Bruce Utecht, Redwood City Community Services Recreation Manager, was a frequent customer of the Portobello Grill. He got to know Gonzado casually and eventually invited him to join a group of his friends who enjoyed fishing at the Port of Redwood City during the summer. Utecht would bring along his barbecue and the friends would cook up their catch right there and have a feast.
One day Gonzado asked Utecht what he did for a living. Upon learning about the lunch program at the Veterans Memorial Senior Center, Gonzado offered to volunteer as a cook. “He wanted to give back to the community and seniors had a special place in his heart,” Utecht recalls. He thanked him but at the same time was happy to offer a paying gig, as the position of lunch and special event chef had just opened.
Within a couple of months, Gonzado had left the Portobello Grill to cook for the senior center, at the same time getting himself established to offer similar services to other senior clients. That was six and a half years ago. “The seniors love him and they love his food,” says Utecht.
The new job in a senior center kitchen provided Gonzado with the pace he was looking for. Meals were much simpler and the preparation less intensive. The kitchen at the senior center located on Madison Avenue is larger than a typical restaurant’s.
Arriving at 8 a.m., he spends the next four hours prepping dishes featuring homestyle comfort food found in restaurants, such as bistro and hangar steak, salmon, shrimp scampi, lobster rolls and salads. For Valentine’s Day, he served tiger prawns over thin spaghetti. The meals for St. Patrick’s Day and Thanksgiving are traditional: corned beef and cabbage on March 17 and roast turkey, green bean casserole and pumpkin pie in November. Meals that could cost well over $18 in a restaurant are just $10 at the senior center because the program is subsidized by grants.

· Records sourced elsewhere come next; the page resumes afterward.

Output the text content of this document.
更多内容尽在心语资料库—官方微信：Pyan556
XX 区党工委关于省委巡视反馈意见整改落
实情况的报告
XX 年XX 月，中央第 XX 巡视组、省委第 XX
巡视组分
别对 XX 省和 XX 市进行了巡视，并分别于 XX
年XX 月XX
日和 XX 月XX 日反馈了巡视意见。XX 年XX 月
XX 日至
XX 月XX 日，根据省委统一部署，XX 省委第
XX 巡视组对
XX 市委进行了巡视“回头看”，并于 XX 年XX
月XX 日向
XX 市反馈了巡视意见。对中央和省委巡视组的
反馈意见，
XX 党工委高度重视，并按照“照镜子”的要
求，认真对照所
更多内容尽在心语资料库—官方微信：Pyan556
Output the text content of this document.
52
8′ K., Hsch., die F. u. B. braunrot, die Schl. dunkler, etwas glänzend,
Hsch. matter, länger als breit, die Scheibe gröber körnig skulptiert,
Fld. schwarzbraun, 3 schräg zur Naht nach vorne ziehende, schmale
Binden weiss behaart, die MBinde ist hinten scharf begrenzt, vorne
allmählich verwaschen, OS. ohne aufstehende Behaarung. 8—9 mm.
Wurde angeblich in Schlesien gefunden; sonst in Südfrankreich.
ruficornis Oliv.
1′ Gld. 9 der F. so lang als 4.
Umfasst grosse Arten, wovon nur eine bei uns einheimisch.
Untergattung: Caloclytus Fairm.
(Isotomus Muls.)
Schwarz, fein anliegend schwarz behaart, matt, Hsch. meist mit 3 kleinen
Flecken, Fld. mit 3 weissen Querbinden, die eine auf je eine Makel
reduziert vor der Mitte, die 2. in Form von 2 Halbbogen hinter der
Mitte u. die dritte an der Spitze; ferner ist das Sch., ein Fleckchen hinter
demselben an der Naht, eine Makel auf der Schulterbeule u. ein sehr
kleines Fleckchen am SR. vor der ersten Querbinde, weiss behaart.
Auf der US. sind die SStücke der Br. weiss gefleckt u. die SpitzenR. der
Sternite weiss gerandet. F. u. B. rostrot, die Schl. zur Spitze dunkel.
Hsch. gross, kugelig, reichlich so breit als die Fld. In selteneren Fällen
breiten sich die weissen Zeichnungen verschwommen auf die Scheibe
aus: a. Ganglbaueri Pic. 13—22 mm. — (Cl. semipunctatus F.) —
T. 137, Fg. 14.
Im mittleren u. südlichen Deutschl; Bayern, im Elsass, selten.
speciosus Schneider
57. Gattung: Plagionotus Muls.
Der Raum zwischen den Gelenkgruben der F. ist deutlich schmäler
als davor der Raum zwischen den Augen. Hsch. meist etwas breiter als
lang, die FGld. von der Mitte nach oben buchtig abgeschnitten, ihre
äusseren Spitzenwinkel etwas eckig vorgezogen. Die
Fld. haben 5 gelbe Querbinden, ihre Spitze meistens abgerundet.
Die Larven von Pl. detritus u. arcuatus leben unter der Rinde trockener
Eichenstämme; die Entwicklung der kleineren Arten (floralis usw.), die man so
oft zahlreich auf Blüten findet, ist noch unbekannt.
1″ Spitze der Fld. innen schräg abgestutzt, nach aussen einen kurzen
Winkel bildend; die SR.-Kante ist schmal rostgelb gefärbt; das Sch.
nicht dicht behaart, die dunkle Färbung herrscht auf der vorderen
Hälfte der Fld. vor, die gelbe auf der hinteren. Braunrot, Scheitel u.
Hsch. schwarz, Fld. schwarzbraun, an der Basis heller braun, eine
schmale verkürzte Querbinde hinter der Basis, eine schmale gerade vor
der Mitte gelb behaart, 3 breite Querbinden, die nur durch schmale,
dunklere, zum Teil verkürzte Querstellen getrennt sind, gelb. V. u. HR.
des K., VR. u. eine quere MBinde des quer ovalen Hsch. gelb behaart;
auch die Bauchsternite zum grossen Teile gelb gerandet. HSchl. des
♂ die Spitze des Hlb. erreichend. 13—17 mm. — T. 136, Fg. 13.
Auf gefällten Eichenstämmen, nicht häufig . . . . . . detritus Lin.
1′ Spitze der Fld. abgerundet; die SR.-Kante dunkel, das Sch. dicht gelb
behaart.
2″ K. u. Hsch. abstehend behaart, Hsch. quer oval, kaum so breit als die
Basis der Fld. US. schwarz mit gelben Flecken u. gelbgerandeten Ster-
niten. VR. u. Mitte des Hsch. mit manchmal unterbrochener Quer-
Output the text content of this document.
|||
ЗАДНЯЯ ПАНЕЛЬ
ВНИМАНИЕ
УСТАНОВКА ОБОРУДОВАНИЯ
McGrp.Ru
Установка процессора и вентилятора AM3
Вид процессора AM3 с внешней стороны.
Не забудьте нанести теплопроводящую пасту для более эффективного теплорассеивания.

His staff of eight to 10 people (up to 20 for special events) is all volunteer, but Gonzado sees them as employees. He smiles when he talks about why they’re so enjoyable to work with: “They don’t give you a funny look when you ask them to do something.”
Retiree Pat Jones, who was a nurse at Sequoia Hospital for 40 years, is one of chef Gavin’s volunteers. “I always enjoy working here,” Jones says. “The food is very good and Gavin is an excellent manager. He is strict, in the areas where he should be, but is kind in correcting me when I make a mistake. And I do make mistakes.”
“Gavin, don’t you dare leave us,” says Jodi Walsh, who eats lunch at the senior center every Tuesday and Friday. His volunteers feel the same way.
“Usually we would have chefs last around here for about two years before they were off to something else,” says Utecht, “but the seniors here would be pretty upset if Gavin were to leave.”
“I kind of miss the madness of being in a restaurant kitchen,” says Gonzado. “It’s a kind of a sickness every cook or chef has. The energy, sounds of pots and pans clanging, voices calling out orders. It’s a fun environment and rewarding.”
Though the kitchen pace at the senior center is more laidback than in a commercial kitchen, things can get hectic feeding up to 200 people for holidays and other special occasions. The senior center holds eight to 10 large functions a year, hosting 160 to 200 people.
The last 15 minutes before serving begins is what gets Gonzado’s heart pumping. “When we are laying out the food,” he says, “it is go time.”